Preheat your oven to 375°F.  In a large pot or dutch oven, warm your butter and olive oil over medium/high heat. Once the butter has melted, through in your garlic, carrots, celery, and onions, and pancetta/prosciutto. Saute’ until your veggies are translucent and the fat has begun to render out. Add your ground pork and cook through. Add your white wine and scrape the bottom of the pan to get all of the tasty bits from the bottom of the pot. Add your tomato paste, milk, bay leaves and chicken broth. Stir to combine, then turn the heat down to low and let your sauce simmer for 1.5 to 2 hours.

When you are ready to prepare your pasticco, make your basciamella. In a large pan, melt 5 tablespoons of butter. Once melted, whisk in your flour. Cook for a few minutes, until your flour/butter mixture (roux) is a golden brown. Gradually begin to add your milk, whisking to combine. If you add your milk too quickly, your basciamella will not be thick, so go slowly! It is way easier to thin, than thicken. Once you have added all of your  milk, add nutmeg, salt and pepper , to taste.


The noodles I used did not require me to boil them before making my pasticco. If you use wavy lasagna noodles, please follow your package directions for noodle prep, then follow the directions below. If you use homemade noodles, follow the directions below.

In a 9×13 pan, spread a thin layer of ragu’ on the bottom of the pan. Sprinkle some parmiagiano-reggiano.
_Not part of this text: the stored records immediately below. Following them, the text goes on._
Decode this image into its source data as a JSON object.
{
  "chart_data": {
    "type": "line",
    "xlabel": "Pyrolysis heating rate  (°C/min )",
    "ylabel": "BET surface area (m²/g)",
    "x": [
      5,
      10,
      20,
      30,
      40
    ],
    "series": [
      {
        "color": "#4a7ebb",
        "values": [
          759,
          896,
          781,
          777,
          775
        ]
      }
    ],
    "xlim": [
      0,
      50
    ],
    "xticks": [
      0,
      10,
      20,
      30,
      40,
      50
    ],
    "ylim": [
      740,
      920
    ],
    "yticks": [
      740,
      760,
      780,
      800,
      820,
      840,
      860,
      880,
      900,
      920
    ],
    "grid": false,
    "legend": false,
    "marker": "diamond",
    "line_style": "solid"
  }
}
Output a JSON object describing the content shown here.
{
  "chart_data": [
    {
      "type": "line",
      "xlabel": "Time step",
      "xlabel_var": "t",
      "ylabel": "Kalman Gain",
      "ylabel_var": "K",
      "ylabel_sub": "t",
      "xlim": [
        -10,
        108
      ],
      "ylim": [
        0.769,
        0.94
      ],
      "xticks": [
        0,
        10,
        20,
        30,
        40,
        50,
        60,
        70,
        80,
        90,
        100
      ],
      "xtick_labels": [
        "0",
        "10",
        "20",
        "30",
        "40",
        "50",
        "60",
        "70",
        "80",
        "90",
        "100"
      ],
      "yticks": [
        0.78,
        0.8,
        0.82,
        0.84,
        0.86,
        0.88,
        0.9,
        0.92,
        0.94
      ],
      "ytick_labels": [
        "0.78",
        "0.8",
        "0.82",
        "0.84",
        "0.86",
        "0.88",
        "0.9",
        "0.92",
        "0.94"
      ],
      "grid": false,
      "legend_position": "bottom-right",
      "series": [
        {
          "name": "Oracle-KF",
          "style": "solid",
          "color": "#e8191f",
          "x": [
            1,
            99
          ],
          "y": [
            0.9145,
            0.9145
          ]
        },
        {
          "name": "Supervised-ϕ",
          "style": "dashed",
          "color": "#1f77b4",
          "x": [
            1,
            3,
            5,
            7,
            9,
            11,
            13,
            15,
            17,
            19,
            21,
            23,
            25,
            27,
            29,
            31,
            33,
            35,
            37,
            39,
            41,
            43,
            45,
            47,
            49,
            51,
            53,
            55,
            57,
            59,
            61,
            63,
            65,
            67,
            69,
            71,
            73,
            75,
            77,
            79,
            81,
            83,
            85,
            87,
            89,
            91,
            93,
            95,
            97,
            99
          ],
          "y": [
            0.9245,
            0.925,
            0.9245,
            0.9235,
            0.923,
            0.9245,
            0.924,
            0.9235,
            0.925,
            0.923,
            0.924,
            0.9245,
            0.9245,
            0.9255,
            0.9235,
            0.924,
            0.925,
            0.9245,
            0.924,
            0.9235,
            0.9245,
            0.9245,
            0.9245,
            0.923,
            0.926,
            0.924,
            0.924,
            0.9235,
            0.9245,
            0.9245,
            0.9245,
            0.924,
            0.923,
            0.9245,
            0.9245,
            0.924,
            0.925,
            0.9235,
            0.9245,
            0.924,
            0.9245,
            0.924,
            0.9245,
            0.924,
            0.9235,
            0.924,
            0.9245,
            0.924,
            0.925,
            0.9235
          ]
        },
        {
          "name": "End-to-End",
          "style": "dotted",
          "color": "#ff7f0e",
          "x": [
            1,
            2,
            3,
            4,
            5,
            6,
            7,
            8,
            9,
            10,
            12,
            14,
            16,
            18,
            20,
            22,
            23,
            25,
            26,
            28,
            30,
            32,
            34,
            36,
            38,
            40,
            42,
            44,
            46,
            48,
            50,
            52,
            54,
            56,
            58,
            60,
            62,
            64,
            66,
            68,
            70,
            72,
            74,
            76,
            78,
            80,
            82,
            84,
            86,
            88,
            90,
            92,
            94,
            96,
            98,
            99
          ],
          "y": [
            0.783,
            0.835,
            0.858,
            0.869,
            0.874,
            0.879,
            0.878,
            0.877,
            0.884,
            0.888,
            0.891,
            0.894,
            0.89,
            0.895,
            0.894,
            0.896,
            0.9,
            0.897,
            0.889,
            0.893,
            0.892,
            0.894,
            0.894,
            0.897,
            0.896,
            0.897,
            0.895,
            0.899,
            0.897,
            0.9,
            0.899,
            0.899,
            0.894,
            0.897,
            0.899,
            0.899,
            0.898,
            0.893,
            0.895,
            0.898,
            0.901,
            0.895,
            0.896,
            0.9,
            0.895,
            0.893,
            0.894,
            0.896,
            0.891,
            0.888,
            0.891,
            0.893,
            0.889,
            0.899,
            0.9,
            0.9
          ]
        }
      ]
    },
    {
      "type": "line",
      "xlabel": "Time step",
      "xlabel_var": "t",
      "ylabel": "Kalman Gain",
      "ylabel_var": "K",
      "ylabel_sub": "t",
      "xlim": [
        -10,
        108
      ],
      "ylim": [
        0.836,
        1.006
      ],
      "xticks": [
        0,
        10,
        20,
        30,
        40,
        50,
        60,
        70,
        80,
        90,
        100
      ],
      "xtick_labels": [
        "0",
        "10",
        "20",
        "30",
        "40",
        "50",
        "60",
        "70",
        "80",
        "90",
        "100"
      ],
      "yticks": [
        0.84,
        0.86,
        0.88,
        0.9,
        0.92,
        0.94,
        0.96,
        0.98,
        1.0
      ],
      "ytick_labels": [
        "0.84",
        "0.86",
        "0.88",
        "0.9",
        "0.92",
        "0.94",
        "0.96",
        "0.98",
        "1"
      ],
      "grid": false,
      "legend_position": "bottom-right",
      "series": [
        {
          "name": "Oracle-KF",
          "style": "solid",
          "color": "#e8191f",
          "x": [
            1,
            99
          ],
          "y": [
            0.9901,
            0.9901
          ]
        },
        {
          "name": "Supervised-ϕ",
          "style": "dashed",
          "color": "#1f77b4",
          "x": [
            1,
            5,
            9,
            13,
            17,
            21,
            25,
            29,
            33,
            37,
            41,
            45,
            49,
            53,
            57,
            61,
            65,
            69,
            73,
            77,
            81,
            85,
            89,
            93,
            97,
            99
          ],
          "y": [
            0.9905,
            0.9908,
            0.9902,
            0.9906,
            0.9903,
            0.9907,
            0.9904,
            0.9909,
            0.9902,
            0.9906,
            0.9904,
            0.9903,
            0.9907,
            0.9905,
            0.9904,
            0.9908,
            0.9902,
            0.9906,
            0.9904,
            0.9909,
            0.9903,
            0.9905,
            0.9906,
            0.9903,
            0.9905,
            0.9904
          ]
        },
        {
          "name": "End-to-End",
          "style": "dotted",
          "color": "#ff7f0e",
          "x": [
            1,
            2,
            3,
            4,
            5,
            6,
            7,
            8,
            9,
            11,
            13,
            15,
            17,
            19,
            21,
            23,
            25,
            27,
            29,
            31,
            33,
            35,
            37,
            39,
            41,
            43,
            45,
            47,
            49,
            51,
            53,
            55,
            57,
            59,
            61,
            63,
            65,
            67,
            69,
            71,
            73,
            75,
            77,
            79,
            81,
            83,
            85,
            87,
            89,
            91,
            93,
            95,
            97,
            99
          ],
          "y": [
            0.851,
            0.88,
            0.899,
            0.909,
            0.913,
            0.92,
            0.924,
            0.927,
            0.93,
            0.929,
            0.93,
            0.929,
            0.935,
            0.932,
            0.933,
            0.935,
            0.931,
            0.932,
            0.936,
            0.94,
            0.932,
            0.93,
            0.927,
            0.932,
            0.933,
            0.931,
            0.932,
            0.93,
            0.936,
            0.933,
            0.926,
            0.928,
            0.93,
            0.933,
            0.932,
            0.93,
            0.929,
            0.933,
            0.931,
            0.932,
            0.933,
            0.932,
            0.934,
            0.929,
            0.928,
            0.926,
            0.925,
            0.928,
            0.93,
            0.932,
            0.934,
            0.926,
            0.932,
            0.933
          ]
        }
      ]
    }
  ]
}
On top of that, lay three sheets of pasta. (Or follow your package directions). It is okay if the pasta does not touch the sides of the pan. As it cooks, it will expand. On top of the pasta, add a layer of bascimella, then cheese, and repeat. I had three layers of pasta, topped with a layer of basciamella and cheese. Cover with foil and bake for 45-60 minutes (or however long your pasta suggests). For the last 10 minutes, I removed the aluminum foil to allow the top to brown.